The screening of two films will be followed by a conversation with Wasis Diop moderated by Sabine Cessou (journalist).
Wasis Diop (Dakar, 1950) is considered one of Africa's leading international artists and musicians. During his career as a musician, he has produced a number of film scores, including Hyenès and La petite vendeuse de soleil by his brother Djibril Diop Mambèty. He also recently collaborated with Chadian director Mahamat-Saleh Haroun on the film Lingui Les Liens Sacrés, which was presented at Cannes and screened at Bozar last December.
CONTRAS’ CITY by Djibril Diop Mambéty (Senegal, 1968, 22’)
In his ﬁrst short ﬁlm, Mambéty sensitively, imaginatively and puckishly captures the series of contrasts that would deﬁne the tumultuous social and ideological climate that would explode in Senegal in 1968. A conversation between a Senegalese man (the director, Djibril Diop Mambéty) and a French woman, Inge Hirschnitz, while we travel through the city and rush into this and that popular neighborhood of Dakar. Architecture, sound and languages meet in continuous collision, and the offscreen dialogue satirizes the astonished and condescending French vision of the Senegalese landscape.
The copy screened is the result of the restoration made in 2020 by Cineteca di Bologna/L'Immagine Ritrovata and The Film Foundation's World Cinema Project in association with The Criterion Collection.
LA NOIRE DE (Black Girl) by Ousmane Sembene (France/Senegal, 1966, 59’)
Diouana leaves Senegal with dreams of a more carefree and glamorous existence in France, where she procures a job as a live-in maid and nanny for a young couple on the French Riviera. She is gradually deadened by the endless routines and tasks and rhythms of life in the tiny apartment, and by the dissatisfactions felt by the husband and wife, which they project onto their ‘black girl’.
Famously stating “Europe is not my centre”, Senegalese filmmaker Ousmane Sembène (1923 – 2007) is considered the ‘Father of African Cinema’. He saw cinema as an engine of transformation, a ‘night school’ for the exploited masses of the African continent.

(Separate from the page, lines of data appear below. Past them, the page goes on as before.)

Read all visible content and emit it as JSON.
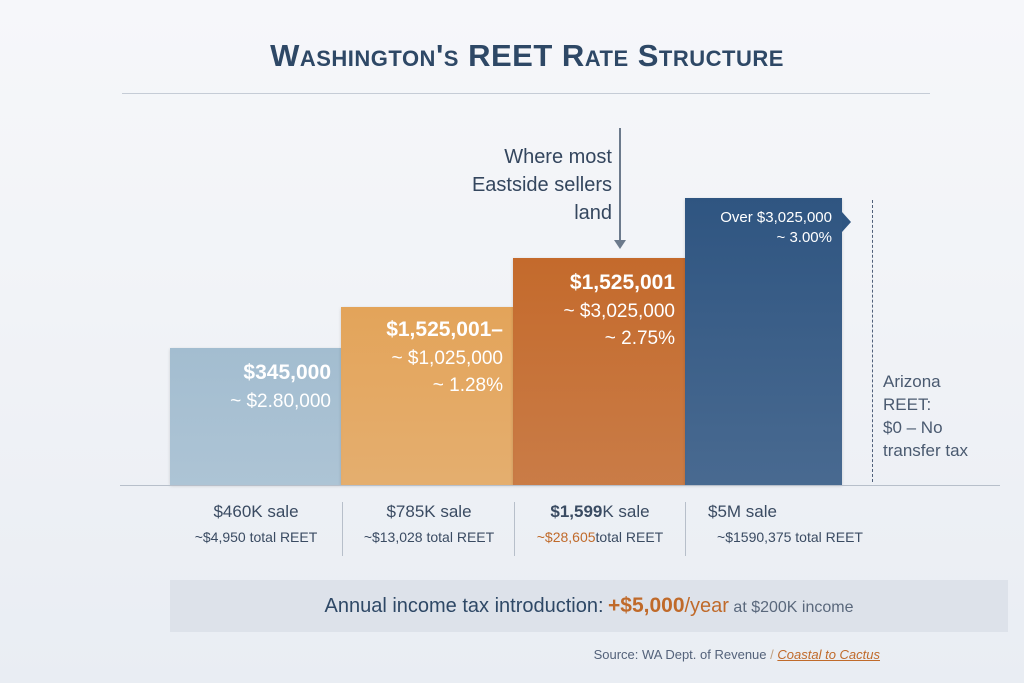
{
  "title": "Washington's REET Rate Structure",
  "chart_data": {
    "type": "bar",
    "title": "Washington's REET Rate Structure",
    "bars": [
      {
        "lines": [
          "$345,000",
          "~ $2.80,000"
        ],
        "rate_percent": null,
        "color": "#a3bdd0"
      },
      {
        "lines": [
          "$1,525,001–",
          "~ $1,025,000",
          "~ 1.28%"
        ],
        "rate_percent": 1.28,
        "color": "#e3a45a"
      },
      {
        "lines": [
          "$1,525,001",
          "~ $3,025,000",
          "~ 2.75%"
        ],
        "rate_percent": 2.75,
        "color": "#c46a2c"
      },
      {
        "lines": [
          "Over $3,025,000",
          "~ 3.00%"
        ],
        "rate_percent": 3.0,
        "color": "#2f5581"
      }
    ],
    "examples": [
      {
        "sale": "$460K sale",
        "reet": "~$4,950 total REET"
      },
      {
        "sale": "$785K sale",
        "reet": "~$13,028 total REET"
      },
      {
        "sale_bold": "$1,599",
        "sale": "K sale",
        "reet_amount": "~$28,605",
        "reet": "total REET"
      },
      {
        "sale": "$5M sale",
        "reet": "~$1590,375 total REET"
      }
    ],
    "callout": [
      "Where most",
      "Eastside sellers",
      "land"
    ],
    "arizona": [
      "Arizona",
      "REET:",
      "$0 – No",
      "transfer tax"
    ]
  },
  "income": {
    "label": "Annual income tax introduction:",
    "amount": "+$5,000",
    "unit": "/year",
    "suffix": "at $200K income"
  },
  "source": {
    "text": "Source: WA Dept. of Revenue",
    "sep": "/",
    "brand": "Coastal to Cactus"
  },
  "colors": {
    "accent": "#c46a2c",
    "navy": "#2e4866"
  }
}
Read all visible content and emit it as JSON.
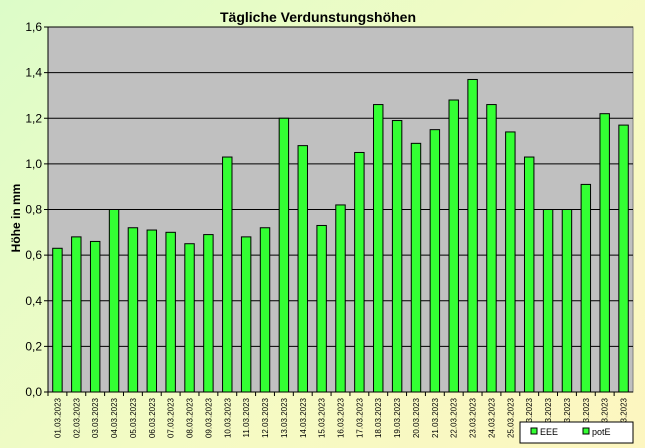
{
  "chart_data": {
    "type": "bar",
    "title": "Tägliche Verdunstungshöhen",
    "ylabel": "Höhe in mm",
    "xlabel": "",
    "ylim": [
      0,
      1.6
    ],
    "yticks": [
      "0,0",
      "0,2",
      "0,4",
      "0,6",
      "0,8",
      "1,0",
      "1,2",
      "1,4",
      "1,6"
    ],
    "grid": true,
    "legend_position": "bottom-right",
    "plot_background": "#c0c0c0",
    "bar_color": "#33ff33",
    "categories": [
      "01.03.2023",
      "02.03.2023",
      "03.03.2023",
      "04.03.2023",
      "05.03.2023",
      "06.03.2023",
      "07.03.2023",
      "08.03.2023",
      "09.03.2023",
      "10.03.2023",
      "11.03.2023",
      "12.03.2023",
      "13.03.2023",
      "14.03.2023",
      "15.03.2023",
      "16.03.2023",
      "17.03.2023",
      "18.03.2023",
      "19.03.2023",
      "20.03.2023",
      "21.03.2023",
      "22.03.2023",
      "23.03.2023",
      "24.03.2023",
      "25.03.2023",
      "26.03.2023",
      "27.03.2023",
      "28.03.2023",
      "29.03.2023",
      "30.03.2023",
      "31.03.2023"
    ],
    "series": [
      {
        "name": "EEE",
        "values": [
          0.63,
          0.68,
          0.66,
          0.8,
          0.72,
          0.71,
          0.7,
          0.65,
          0.69,
          1.03,
          0.68,
          0.72,
          1.2,
          1.08,
          0.73,
          0.82,
          1.05,
          1.26,
          1.19,
          1.09,
          1.15,
          1.28,
          1.37,
          1.26,
          1.14,
          1.03,
          0.8,
          0.8,
          0.91,
          1.22,
          1.17
        ]
      }
    ],
    "legend": [
      {
        "label": "EEE",
        "color": "#33ff33"
      },
      {
        "label": "potE",
        "color": "#33ff33"
      }
    ]
  }
}
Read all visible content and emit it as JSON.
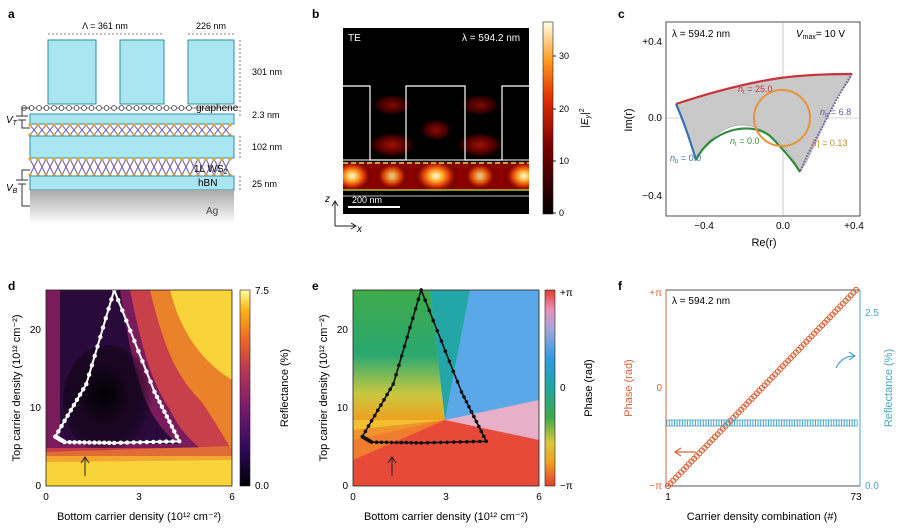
{
  "panel_letters": [
    "a",
    "b",
    "c",
    "d",
    "e",
    "f"
  ],
  "wavelength": "λ = 594.2 nm",
  "a": {
    "period": "Λ = 361 nm",
    "slit": "226 nm",
    "height": "301 nm",
    "gap": "2.3 nm",
    "mid": "102 nm",
    "bottom": "25 nm",
    "graphene": "graphene",
    "ws2": "1L WS",
    "ws2_sub": "2",
    "hbn": "hBN",
    "ag": "Ag",
    "vt": "V",
    "vt_sub": "T",
    "vb": "V",
    "vb_sub": "B"
  },
  "b": {
    "mode": "TE",
    "scale": "200 nm",
    "z": "z",
    "x": "x",
    "cb_ticks": [
      "30",
      "20",
      "10",
      "0"
    ],
    "cb_label": "|E_y|^2"
  },
  "c": {
    "vmax": "V",
    "vmax_sub": "max",
    "vmax_val": "= 10 V",
    "ylabel": "Im(r)",
    "xlabel": "Re(r)",
    "xticks": [
      "−0.4",
      "0.0",
      "+0.4"
    ],
    "yticks": [
      "+0.4",
      "0.0",
      "−0.4"
    ],
    "labels": {
      "nt25": "n",
      "nt25_sub": "t",
      "nt25_val": " = 25.0",
      "nb68": "n",
      "nb68_sub": "b",
      "nb68_val": " = 6.8",
      "nb0": "n",
      "nb0_sub": "b",
      "nb0_val": " = 0.0",
      "nt0": "n",
      "nt0_sub": "t",
      "nt0_val": " = 0.0",
      "r013": "|r| = 0.13"
    }
  },
  "d": {
    "xlabel": "Bottom carrier density (10¹² cm⁻²)",
    "ylabel": "Top carrier density (10¹² cm⁻²)",
    "xticks": [
      "0",
      "3",
      "6"
    ],
    "yticks": [
      "20",
      "10",
      "0"
    ],
    "cb_ticks": [
      "7.5",
      "0.0"
    ],
    "cb_label": "Reflectance (%)"
  },
  "e": {
    "xlabel": "Bottom carrier density (10¹² cm⁻²)",
    "ylabel": "Top carrier density (10¹² cm⁻²)",
    "xticks": [
      "0",
      "3",
      "6"
    ],
    "yticks": [
      "20",
      "10",
      "0"
    ],
    "cb_ticks": [
      "+π",
      "0",
      "−π"
    ],
    "cb_label": "Phase (rad)"
  },
  "f": {
    "xlabel": "Carrier density combination (#)",
    "ylabel_left": "Phase (rad)",
    "ylabel_right": "Reflectance (%)",
    "xticks": [
      "1",
      "73"
    ],
    "yticks_left": [
      "+π",
      "0",
      "−π"
    ],
    "yticks_right": [
      "2.5",
      "0.0"
    ]
  },
  "colors": {
    "phase": "#d9643a",
    "refl": "#4aa3c8",
    "accent_orange": "#e8923a",
    "red": "#c8323b",
    "blue": "#3a6fb0",
    "green": "#2e8b3a",
    "purple": "#6b5aa8"
  },
  "chart_data": [
    {
      "type": "line",
      "title": "",
      "xlabel": "Carrier density combination (#)",
      "ylabel": "Phase (rad)",
      "x_range": [
        1,
        73
      ],
      "ylim": [
        -3.1416,
        3.1416
      ],
      "series": [
        {
          "name": "Phase",
          "x": [
            1,
            73
          ],
          "y": [
            -3.1416,
            3.1416
          ]
        },
        {
          "name": "Reflectance",
          "x": [
            1,
            73
          ],
          "y": [
            0.9,
            0.9
          ],
          "unit": "%",
          "ylim": [
            0,
            2.8
          ]
        }
      ]
    }
  ]
}
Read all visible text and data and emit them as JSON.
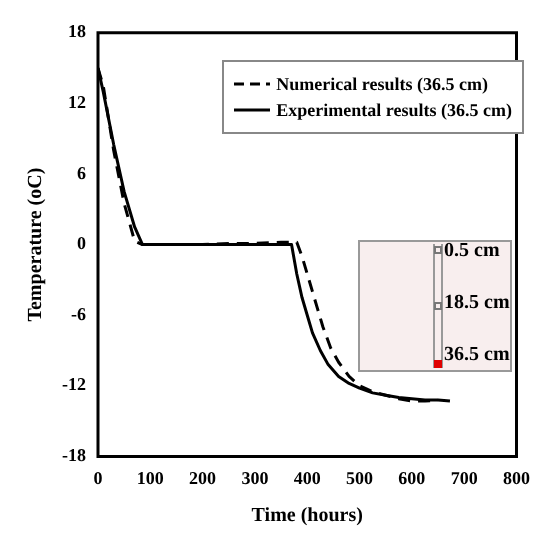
{
  "chart_data": {
    "type": "line",
    "xlabel": "Time (hours)",
    "ylabel": "Temperature (oC)",
    "xlim": [
      0,
      800
    ],
    "xticks": [
      0,
      100,
      200,
      300,
      400,
      500,
      600,
      700,
      800
    ],
    "ylim": [
      -18,
      18
    ],
    "yticks": [
      -18,
      -12,
      -6,
      0,
      6,
      12,
      18
    ],
    "grid": false,
    "legend": "top right",
    "marker": "none",
    "annotations": [
      "0.5 cm",
      "18.5 cm",
      "36.5 cm"
    ],
    "series": [
      {
        "name": "Numerical results (36.5 cm)",
        "color": "#000000",
        "line_style": "dashed",
        "x": [
          0,
          10,
          30,
          50,
          70,
          85,
          100,
          150,
          200,
          250,
          300,
          350,
          380,
          390,
          400,
          410,
          420,
          430,
          445,
          460,
          480,
          500,
          525,
          550,
          575,
          600,
          625,
          650,
          675
        ],
        "values": [
          15,
          13.5,
          8,
          3.5,
          0.3,
          0,
          0,
          0,
          0,
          0.1,
          0.1,
          0.2,
          0.2,
          -1,
          -2.5,
          -4,
          -5.5,
          -7,
          -8.8,
          -10,
          -11.2,
          -12,
          -12.5,
          -12.8,
          -13.1,
          -13.3,
          -13.3,
          -13.2,
          -13.3
        ]
      },
      {
        "name": "Experimental results (36.5 cm)",
        "color": "#000000",
        "line_style": "solid",
        "x": [
          0,
          10,
          30,
          50,
          70,
          85,
          100,
          150,
          200,
          250,
          300,
          350,
          370,
          372,
          380,
          390,
          400,
          410,
          425,
          440,
          460,
          480,
          500,
          525,
          550,
          575,
          600,
          625,
          650
        ],
        "values": [
          15,
          13,
          8.5,
          4.5,
          1.5,
          0,
          0,
          0,
          0,
          0,
          0,
          0,
          0,
          -0.5,
          -2.5,
          -4.5,
          -6,
          -7.5,
          -9,
          -10.2,
          -11.2,
          -11.8,
          -12.2,
          -12.6,
          -12.8,
          -13,
          -13.1,
          -13.2,
          -13.2
        ]
      }
    ]
  }
}
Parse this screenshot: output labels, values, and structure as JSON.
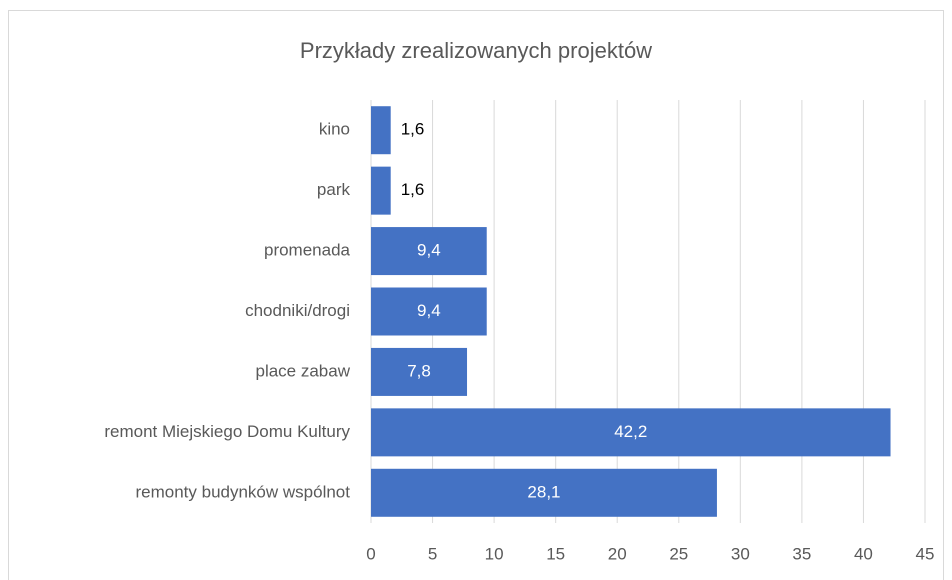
{
  "chart_data": {
    "type": "barh",
    "title": "Przykłady zrealizowanych projektów",
    "categories": [
      "kino",
      "park",
      "promenada",
      "chodniki/drogi",
      "place zabaw",
      "remont Miejskiego Domu Kultury",
      "remonty budynków wspólnot"
    ],
    "values": [
      1.6,
      1.6,
      9.4,
      9.4,
      7.8,
      42.2,
      28.1
    ],
    "value_labels": [
      "1,6",
      "1,6",
      "9,4",
      "9,4",
      "7,8",
      "42,2",
      "28,1"
    ],
    "color": "#4472c4",
    "xlim": [
      0,
      45
    ],
    "xticks": [
      0,
      5,
      10,
      15,
      20,
      25,
      30,
      35,
      40,
      45
    ],
    "grid": true
  }
}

Sembene taught himself to write in the early 1950s, while working on the docks in Marseille. He was a self-made film-maker, creating the most influential works of the early years of African independence in the 1960s, though relatively few Africans had access to his radical works. But nearly 15 years after his death, a Sembène ‘renaissance’ is under way, featuring restorations and distribution of his films.
Black Girl was restored by the Cineteca di Bologna/L’Immagine Ritrovata laboratory, in association with the Sembène Estate, INA (Institut National de l’Audiovisuel), Éclair and the Centre National de Cinématographie. Restoration funded by The Film Foundation’s World Cinema Project.